What some studies are now finding is that a critter may be missing a certain gene required for survival. Yet, the protein which it would have produced is somehow still expressed. The gene itself or some other mechanism must be at work. But the means remain nearly undetectable. These are called hidden genes. Another name for it is dark DNA.

In a recent study published in the journal PNAS, scientists looked at one case involving sand rats. These are desert dwelling gerbils native to North Africa and the Middle East. The poor things are prone to type 2 diabetes, it seems.

This study focused on a gene called Pdx1, which is responsible for insulin production. Though essential to survival, it was found to be missing from the genome of this particular species. How could the desert rat survive?

What they found was that the gene wasn’t really missing, but obscured somehow. They knew this because they found chemical instructions in desert rat systems, which could only be produced by Pdx1.

The base molecules or nucleotides for DNA are T (Thymine), C (Cytosine), A (Adenine), and G (Guanine). This particular sequence was high in base pairs G and C. In terms of genetic engineering, GC-rich genomes are notorious for being hard to work with. But they might signal more than mere lab tech consternation.

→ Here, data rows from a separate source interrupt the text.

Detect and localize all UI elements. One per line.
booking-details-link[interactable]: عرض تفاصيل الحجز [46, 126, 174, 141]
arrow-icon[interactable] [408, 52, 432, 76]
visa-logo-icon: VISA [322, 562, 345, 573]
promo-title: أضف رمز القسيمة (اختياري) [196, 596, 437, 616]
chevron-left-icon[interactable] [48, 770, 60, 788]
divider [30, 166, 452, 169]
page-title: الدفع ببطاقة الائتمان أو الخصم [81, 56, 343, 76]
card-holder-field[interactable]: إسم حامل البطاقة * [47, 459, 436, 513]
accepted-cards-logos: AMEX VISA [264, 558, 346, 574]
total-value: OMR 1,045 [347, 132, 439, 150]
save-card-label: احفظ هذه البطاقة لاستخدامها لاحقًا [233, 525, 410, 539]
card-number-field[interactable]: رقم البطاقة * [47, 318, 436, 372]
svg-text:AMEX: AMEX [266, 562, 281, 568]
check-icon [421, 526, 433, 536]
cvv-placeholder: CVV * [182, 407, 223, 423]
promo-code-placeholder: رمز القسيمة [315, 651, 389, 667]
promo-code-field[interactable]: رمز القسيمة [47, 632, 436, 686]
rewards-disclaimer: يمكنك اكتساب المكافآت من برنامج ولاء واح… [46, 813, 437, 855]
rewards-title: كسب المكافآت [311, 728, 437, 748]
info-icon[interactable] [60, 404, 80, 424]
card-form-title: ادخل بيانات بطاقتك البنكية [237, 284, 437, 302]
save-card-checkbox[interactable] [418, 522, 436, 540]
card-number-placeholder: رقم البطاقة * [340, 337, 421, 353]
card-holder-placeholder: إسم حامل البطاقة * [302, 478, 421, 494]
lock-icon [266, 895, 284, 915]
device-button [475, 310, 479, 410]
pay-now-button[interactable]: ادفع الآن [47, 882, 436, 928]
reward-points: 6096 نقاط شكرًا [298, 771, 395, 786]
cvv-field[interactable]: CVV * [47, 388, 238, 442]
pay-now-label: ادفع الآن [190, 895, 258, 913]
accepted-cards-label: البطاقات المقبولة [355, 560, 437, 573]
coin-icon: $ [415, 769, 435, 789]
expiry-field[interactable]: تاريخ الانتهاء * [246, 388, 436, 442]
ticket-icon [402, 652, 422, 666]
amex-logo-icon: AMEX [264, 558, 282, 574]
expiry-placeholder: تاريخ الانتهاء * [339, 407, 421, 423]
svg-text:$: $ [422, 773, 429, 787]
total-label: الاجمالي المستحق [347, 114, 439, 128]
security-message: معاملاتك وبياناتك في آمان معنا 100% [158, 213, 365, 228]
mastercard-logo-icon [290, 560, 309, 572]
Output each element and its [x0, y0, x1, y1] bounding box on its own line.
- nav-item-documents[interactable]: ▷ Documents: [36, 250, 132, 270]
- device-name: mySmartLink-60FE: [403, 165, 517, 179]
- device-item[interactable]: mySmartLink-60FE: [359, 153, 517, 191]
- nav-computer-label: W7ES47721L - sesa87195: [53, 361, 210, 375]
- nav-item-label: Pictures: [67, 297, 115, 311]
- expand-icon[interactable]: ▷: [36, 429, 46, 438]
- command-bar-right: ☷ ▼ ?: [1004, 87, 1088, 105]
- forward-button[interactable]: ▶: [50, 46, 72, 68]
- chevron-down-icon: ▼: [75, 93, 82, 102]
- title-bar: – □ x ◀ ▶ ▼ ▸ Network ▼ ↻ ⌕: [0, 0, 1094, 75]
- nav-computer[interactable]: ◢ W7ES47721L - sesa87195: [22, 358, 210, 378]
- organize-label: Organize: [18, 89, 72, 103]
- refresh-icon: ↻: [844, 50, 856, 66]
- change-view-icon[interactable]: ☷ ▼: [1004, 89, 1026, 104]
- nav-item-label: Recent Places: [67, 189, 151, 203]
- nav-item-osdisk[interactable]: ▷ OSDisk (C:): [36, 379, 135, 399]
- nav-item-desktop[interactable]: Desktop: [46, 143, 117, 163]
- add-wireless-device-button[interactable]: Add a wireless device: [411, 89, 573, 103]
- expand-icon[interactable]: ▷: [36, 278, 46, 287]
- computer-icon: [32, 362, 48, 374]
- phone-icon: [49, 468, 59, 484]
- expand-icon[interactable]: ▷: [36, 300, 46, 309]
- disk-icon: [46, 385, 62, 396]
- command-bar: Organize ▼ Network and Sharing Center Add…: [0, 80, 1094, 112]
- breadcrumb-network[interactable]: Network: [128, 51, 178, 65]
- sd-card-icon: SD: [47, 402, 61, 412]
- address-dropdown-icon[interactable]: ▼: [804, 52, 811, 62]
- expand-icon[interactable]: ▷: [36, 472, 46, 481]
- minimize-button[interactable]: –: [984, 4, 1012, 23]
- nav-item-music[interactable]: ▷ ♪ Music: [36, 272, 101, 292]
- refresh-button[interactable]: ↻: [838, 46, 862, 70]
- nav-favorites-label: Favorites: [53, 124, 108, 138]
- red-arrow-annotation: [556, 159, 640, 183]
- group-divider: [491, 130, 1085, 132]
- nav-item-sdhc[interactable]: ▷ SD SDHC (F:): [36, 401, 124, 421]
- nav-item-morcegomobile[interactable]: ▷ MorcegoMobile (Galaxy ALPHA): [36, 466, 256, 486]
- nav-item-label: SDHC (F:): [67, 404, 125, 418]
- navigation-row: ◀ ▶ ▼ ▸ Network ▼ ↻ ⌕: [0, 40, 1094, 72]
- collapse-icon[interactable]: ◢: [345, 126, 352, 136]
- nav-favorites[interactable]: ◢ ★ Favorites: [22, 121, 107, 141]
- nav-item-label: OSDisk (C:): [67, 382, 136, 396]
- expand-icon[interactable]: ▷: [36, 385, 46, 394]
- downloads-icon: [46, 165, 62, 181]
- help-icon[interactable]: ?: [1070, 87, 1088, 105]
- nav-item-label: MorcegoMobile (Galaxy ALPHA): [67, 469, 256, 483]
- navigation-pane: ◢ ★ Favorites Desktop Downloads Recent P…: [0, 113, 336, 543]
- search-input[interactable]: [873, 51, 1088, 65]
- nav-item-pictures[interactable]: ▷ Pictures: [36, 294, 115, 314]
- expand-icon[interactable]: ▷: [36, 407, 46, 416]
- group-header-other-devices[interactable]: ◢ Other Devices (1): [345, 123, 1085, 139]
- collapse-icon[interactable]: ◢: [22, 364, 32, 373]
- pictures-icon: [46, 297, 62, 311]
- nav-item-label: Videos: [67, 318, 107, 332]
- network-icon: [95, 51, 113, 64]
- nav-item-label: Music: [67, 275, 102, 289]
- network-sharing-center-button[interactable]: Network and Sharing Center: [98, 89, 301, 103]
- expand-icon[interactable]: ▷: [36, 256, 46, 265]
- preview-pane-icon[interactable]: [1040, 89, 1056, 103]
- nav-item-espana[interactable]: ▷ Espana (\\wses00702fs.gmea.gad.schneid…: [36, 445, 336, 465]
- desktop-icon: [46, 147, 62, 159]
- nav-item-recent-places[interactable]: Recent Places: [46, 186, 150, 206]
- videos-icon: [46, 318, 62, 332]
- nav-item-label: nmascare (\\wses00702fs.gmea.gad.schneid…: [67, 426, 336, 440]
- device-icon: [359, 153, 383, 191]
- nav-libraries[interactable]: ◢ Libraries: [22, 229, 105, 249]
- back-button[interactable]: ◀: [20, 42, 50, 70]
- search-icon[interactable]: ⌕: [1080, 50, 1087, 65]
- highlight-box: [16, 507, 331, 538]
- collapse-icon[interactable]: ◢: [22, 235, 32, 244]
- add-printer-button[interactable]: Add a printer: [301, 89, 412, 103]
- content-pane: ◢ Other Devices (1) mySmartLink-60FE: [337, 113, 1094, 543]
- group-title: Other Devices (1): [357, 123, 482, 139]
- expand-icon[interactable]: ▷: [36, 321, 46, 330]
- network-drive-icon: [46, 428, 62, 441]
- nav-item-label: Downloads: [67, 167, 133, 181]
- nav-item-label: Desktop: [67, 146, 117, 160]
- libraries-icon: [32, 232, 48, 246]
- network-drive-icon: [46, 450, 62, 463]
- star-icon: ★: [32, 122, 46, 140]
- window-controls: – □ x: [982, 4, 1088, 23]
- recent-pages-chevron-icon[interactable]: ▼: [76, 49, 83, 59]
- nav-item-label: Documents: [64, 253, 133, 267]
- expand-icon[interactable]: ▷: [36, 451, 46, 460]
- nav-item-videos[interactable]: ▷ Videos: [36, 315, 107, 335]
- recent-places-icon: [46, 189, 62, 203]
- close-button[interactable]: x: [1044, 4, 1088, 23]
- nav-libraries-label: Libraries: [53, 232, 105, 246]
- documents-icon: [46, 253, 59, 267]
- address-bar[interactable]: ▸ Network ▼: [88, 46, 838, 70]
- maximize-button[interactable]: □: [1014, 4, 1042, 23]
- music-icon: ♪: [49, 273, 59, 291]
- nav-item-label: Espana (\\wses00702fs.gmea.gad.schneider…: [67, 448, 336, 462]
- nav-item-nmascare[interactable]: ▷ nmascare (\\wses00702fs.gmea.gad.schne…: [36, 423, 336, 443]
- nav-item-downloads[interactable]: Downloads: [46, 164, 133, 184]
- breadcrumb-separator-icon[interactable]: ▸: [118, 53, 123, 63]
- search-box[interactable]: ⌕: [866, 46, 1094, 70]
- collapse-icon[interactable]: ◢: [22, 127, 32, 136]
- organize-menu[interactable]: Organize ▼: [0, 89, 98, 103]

Researchers in a recent study found that sand rats have dark DNA. Wikipedia Commons.

Looking deeper into their genetic makeup and comparing it to other rodents, investigators found that sand rat DNA actually contained far more mutations than that of their closest cousins. Adam Hargreaves is a Postdoctoral Research Fellow at Oxford, who took part in this study. He and colleagues are now calling the spaces where survival-necessary genes should be, “hotspots.”

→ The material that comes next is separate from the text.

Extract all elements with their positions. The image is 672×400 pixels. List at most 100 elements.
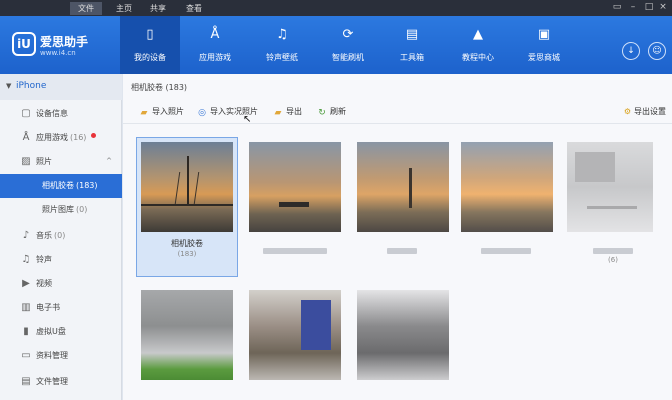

Hargreaves wrote in The Conversation, “All the genes within this mutation hotspot now have very GC-rich DNA, and have mutated to such a degree that they are hard to detect using standard methods.”

Dark DNA is rare but not unheard of. It’s been detected in bird species before. In a study published in Genome Biology, scientists found that a total of 274 genes were absent in many bird species, yet necessary for almost all vertebrates. Once again, GC-rich DNA was detected. So far, hidden genes haven’t been found outside of these two cases. Hargreaves wonders just how prevalent they actually are.

The real innovation in understanding doesn't surround hidden genes, but these hotspots. Hargreaves and colleagues have some indication that many genes intercede in these vacuous locations in order to produce a necessary protein. This hints at a deeper process.

Instead of genes mutating here and thither on their own, several may in fact mutate together. But some scientists have gone one step further. Could there be an underlying process driving evolution? If so, learning more about dark DNA could clue us into it.  

Hargreaves and colleagues believe the desert rat may have undergone a fast evolutionary jump, which is why the hotspot occurred. Today, human driven climate change is speeding up evolutionary processes among many species. More cases of dark DNA could be one result.